Training-free Source Attribution of AI-generated Images via Resynthesis
Pietro Bongini, Valentina Molinari, Andrea Costanzo, Benedetta Tondi, Mauro Barni
TL;DR
The paper tackles synthetic image source attribution under data scarcity by introducing a training-free, one-shot approach based on image resynthesis. By describing the image content with a caption, resynthesizing it across candidate generators, and measuring distance in CLIP feature space, the method attributes the image to the most similar resynthesis, formalized as $j^* = \arg\min_j d\big(E(s_j(p(I))), E(I)\big)$. A new dataset with 14 generators (including 7 commercial) and resyntheses is proposed to benchmark few-shot and zero-shot SIA, enabling direct comparison with baselines like CLIP-based classifiers, De-Fake, CLIP-LoRA, EfficientNetB4, and Tiny Autoencoders.
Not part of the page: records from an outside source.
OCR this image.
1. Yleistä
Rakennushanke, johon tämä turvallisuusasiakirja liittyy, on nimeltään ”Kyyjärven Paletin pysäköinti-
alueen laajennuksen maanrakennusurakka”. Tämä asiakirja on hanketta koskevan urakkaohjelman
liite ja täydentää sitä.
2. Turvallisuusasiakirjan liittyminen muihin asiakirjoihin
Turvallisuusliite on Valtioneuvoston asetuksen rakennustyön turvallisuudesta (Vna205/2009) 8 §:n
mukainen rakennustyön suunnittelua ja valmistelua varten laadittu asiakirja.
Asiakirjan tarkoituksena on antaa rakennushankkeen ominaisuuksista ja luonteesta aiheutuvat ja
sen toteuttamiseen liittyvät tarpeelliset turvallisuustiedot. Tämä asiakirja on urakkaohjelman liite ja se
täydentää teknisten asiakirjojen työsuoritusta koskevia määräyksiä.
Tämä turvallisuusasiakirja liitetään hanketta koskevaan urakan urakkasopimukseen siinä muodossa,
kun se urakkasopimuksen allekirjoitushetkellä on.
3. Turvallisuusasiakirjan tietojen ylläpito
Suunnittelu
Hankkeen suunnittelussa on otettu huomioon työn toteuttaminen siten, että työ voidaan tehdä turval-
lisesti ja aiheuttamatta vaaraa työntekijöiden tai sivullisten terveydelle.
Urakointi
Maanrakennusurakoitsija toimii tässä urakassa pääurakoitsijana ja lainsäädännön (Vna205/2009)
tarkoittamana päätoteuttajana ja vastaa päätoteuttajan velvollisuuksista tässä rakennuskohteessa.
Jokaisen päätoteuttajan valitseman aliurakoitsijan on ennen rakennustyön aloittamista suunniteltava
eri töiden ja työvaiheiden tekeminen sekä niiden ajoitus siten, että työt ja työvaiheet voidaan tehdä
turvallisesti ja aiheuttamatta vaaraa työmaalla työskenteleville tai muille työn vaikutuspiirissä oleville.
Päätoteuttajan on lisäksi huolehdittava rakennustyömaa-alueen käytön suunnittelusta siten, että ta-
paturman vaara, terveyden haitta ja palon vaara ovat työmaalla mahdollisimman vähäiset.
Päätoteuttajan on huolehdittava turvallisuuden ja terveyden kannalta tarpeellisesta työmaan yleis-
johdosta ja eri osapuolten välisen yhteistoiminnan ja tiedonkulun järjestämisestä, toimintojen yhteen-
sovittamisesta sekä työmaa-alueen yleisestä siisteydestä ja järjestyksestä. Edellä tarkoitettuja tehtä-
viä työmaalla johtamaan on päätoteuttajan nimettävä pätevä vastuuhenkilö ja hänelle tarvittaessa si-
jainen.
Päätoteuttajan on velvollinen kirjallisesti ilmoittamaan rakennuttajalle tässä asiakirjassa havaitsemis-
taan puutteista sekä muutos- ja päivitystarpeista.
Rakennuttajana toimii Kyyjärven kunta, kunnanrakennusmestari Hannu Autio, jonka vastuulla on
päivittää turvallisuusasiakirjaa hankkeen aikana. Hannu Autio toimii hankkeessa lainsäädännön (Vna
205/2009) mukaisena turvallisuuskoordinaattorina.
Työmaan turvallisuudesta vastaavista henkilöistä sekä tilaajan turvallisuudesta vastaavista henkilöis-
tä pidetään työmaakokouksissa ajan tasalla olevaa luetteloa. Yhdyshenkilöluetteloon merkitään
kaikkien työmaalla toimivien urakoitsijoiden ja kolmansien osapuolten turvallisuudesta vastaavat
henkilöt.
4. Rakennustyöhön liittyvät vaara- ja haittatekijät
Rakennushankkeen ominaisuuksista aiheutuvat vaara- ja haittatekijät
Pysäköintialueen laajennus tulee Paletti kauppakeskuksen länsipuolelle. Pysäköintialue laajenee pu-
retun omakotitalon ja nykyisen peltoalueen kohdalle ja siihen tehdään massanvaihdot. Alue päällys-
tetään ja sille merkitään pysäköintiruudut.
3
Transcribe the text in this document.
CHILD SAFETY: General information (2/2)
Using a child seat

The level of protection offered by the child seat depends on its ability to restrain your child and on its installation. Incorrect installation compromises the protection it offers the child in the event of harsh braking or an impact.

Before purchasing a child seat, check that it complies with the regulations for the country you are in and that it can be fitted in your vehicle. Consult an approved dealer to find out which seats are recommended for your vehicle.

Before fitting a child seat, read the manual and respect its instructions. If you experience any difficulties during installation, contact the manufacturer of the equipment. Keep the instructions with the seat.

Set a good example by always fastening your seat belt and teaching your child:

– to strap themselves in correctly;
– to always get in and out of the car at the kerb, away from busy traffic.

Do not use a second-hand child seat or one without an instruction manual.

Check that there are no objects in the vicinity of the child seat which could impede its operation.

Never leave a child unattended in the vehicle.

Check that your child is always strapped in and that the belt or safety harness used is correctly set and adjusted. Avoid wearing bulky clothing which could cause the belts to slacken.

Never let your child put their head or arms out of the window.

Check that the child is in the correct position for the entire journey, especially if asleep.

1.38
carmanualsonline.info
Results show the resynthesis method excels in low-shot regimes (1–10 shots), while standard fine-tuned approaches dominate with more data, highlighting a valuable trade-off for practical attribution scenarios. The dataset and findings offer a principled benchmark for developing robust, data-efficient SIA methods and motivate exploring richer distance metrics and alternate secondary-description strategies.
Abstract
Synthetic image source attribution is a challenging task, especially in data scarcity conditions requiring few-shot or zero-shot classification capabilities. We present a new training-free one-shot attribution method based on image resynthesis. A prompt describing the image under analysis is generated, then it is used to resynthesize the image with all the candidate sources. The image is attributed to the model which produced the resynthesis closest to the original image in a proper feature space. We also introduce a new dataset for synthetic image attribution consisting of face images from commercial and open-source text-to-image generators. The dataset provides a challenging attribution framework, useful for developing new attribution models and testing their capabilities on different generative architectures. The dataset structure allows to test approaches based on resynthesis and to compare them to few-shot methods. Results from state-of-the-art few-shot approaches and other baselines show that the proposed resynthesis method outperforms existing techniques when only a few samples are available for training or fine-tuning. The experiments also demonstrate that the new dataset is a challenging one and represents a valuable benchmark for developing and evaluating future few-shot and zero-shot methods.